Yukoner looks to India for MS respite

Tim Cant's troubles started three years ago when he felt a twinge in his back. "I thought I had slipped a disc," he recalls. If only. When the Whitehorse resident saw a doctor, he learned that the backache was the onset of multiple sclerosis.

Tim Cant’s troubles started three years ago when he felt a twinge in his back. “I thought I had slipped a disc,” he recalls.

If only. When the Whitehorse resident saw a doctor, he learned that the backache was the onset of multiple sclerosis.

It was just the start of symptoms Cant, 51, would experience as the degenerative disease spread.

Today he walks with a limp. “My right foot doesn’t lift up by itself,” he said. He sometimes wears a leg brace.

That’s tough for an avid outdoorsman. Gone are the days when he could hike the Chilkoot Pass. “Now there are days when it’s hard to walk to the vehicle,” he said.

And he often feels tired.

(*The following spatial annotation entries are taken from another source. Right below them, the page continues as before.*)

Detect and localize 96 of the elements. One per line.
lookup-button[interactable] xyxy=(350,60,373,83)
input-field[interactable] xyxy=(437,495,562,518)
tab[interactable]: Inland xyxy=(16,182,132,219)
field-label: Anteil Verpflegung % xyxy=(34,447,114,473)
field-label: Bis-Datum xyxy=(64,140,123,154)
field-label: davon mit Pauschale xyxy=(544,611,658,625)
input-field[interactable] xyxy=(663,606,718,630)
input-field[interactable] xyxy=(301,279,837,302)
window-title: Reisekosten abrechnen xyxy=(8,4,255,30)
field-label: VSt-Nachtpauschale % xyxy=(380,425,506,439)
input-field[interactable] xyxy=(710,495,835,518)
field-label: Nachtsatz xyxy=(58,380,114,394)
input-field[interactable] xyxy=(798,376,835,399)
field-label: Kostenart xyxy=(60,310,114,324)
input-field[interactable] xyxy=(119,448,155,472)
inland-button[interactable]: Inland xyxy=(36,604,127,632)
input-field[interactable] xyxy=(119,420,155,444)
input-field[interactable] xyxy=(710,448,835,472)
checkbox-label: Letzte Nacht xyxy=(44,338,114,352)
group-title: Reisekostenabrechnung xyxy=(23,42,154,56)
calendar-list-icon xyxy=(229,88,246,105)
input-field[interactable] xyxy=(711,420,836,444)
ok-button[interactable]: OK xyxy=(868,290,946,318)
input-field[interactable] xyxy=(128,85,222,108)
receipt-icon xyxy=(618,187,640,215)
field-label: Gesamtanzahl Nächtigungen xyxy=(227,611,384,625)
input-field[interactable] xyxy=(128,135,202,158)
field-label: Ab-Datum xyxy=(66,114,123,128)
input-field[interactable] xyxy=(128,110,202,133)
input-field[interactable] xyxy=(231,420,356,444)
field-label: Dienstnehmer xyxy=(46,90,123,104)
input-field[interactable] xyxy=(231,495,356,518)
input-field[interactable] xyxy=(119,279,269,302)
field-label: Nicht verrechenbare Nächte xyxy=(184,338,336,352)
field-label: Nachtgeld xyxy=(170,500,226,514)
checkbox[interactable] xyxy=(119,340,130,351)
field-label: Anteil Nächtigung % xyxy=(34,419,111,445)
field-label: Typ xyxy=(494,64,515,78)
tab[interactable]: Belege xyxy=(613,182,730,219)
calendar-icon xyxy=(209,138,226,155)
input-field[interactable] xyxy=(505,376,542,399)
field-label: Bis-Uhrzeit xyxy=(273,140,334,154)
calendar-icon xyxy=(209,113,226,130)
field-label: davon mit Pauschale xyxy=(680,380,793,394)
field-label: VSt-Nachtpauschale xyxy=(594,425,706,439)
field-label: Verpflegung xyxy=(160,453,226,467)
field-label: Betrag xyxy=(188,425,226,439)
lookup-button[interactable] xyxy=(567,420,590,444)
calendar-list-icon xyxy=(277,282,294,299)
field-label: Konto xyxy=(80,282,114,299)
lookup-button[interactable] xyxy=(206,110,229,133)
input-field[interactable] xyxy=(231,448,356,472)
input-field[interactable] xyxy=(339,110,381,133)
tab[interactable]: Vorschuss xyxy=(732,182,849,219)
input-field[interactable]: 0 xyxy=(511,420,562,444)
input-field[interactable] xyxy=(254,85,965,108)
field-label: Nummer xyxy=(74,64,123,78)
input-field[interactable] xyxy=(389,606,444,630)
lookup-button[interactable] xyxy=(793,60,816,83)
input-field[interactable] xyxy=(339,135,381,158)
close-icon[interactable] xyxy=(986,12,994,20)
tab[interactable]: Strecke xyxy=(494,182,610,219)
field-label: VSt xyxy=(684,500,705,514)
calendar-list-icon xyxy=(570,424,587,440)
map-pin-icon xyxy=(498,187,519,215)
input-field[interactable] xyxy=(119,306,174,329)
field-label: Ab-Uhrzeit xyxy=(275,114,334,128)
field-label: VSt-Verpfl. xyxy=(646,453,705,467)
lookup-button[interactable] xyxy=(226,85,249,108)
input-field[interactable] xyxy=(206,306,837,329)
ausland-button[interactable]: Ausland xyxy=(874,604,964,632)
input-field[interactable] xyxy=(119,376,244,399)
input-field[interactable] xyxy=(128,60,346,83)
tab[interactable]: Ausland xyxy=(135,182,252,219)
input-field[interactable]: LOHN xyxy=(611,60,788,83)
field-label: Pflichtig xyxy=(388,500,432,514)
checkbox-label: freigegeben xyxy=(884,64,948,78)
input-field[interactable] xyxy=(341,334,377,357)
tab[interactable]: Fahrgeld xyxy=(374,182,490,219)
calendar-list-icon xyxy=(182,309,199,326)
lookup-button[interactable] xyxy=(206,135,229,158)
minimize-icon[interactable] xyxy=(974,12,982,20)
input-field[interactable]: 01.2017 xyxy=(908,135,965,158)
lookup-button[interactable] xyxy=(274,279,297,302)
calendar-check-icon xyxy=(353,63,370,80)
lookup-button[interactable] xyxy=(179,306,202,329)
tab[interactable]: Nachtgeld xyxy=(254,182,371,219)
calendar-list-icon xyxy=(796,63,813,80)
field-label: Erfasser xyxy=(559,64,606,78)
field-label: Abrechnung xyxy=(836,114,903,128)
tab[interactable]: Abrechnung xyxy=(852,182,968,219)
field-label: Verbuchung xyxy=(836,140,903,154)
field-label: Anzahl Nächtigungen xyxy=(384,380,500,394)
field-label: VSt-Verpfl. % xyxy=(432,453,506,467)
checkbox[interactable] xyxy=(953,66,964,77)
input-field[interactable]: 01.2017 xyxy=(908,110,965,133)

The fatigue comes in waves. “It can hit you hour by hour differently. Sometimes you walk with a limp but you have energy. The next, you just want to climb into bed. It’s not pretty.”

He’s tried different medications. None have done much to slow the spread of the disease.

So Cant will fly from Vancouver to Bangladore, India, on May 30 to undertake a controversial operation known as the “liberation treatment,” pioneered by Italian researcher Paolo Zamboni.

To many MS patients such as Cant, the deluge of media reports on the treatment since November has created high hopes that the disease’s ravages could halt with an operation as simple as an angioplasty.

Many doctors are urging caution. They note that Zamboni’s research has yet to meet the standards of medical science: his study has yet to be independently replicated, and the original small sample of patients included no control group to distinguish whether patients’ improvements resulted from the surgery, or simply from positive expectations, otherwise known as the placebo effect.

“There’s no guarantee,” said Cant. “But it’s the best damn thing I got going on right now. There’s nothing else.”

Why India? The treatment is being offered in the United States and Europe, but patients face waits of at least 18 months.

The trip won’t be cheap. Costs are expected to total $25,000.

Cant and his wife were preparing to re-mortgage their home when they heard family and friends had set out to raise the funds for them.

“I was shocked,” Cant recalls feeling when he heard about the efforts. “I really want to thank them.”

A fundraising event will be held Thursday night at the Mount McIntyre Recreation Centre, starting at 6 p.m. The evening includes a silent auction and performances by the Dakwakada Dancers, Kevin Barr and the popular fiddler Dennis Allen.

Organizers welcome donations for the auction, which can be dropped off at the Champagne and Aishihik First Nations office on Jarvis Street in Whitehorse.

Zamboni’s treatment is based on a radical premise. In a break from longstanding medical understanding, which views MS as an autoimmune disease, he postulates the disease is caused be malformed or clogged arteries that prevent blood from properly draining from the brain.

This blood backlog creates iron deposits in the brain, which in turn produces the symptoms of the disease, according to the theory. Zamboni’s operation repairs these arteries by inflating a tiny balloon inside of them.

While Zamboni’s treatment appears to have succeeded in halting the spread of symptoms in patients, it’s unable to undo the more serious brain and nerve damage produced by the disease during its later stages.

Earlier this month, Canadians with multiple sclerosis held rallies across the country to call on the government to allow Zamboni’s operation in Canada and to insure the operation under provincial and territorial health plans.

Cant understands it will take several years to conduct rigorous scientific tests on Zamboni’s theory. He also believes that he and many others don’t have the luxury of waiting that long.

“It’s like someone’s in a boat with all these life preservers, and in the water, all these people are drowning. ‘I’m sorry, I can’t throw you these life preservers until we study they work. That may take three or four years. Until then, good luck.’ That’s what’s happening right now.

“I’d rather take the chance. There’s nothing else out there right now that’s close to what this is offering.”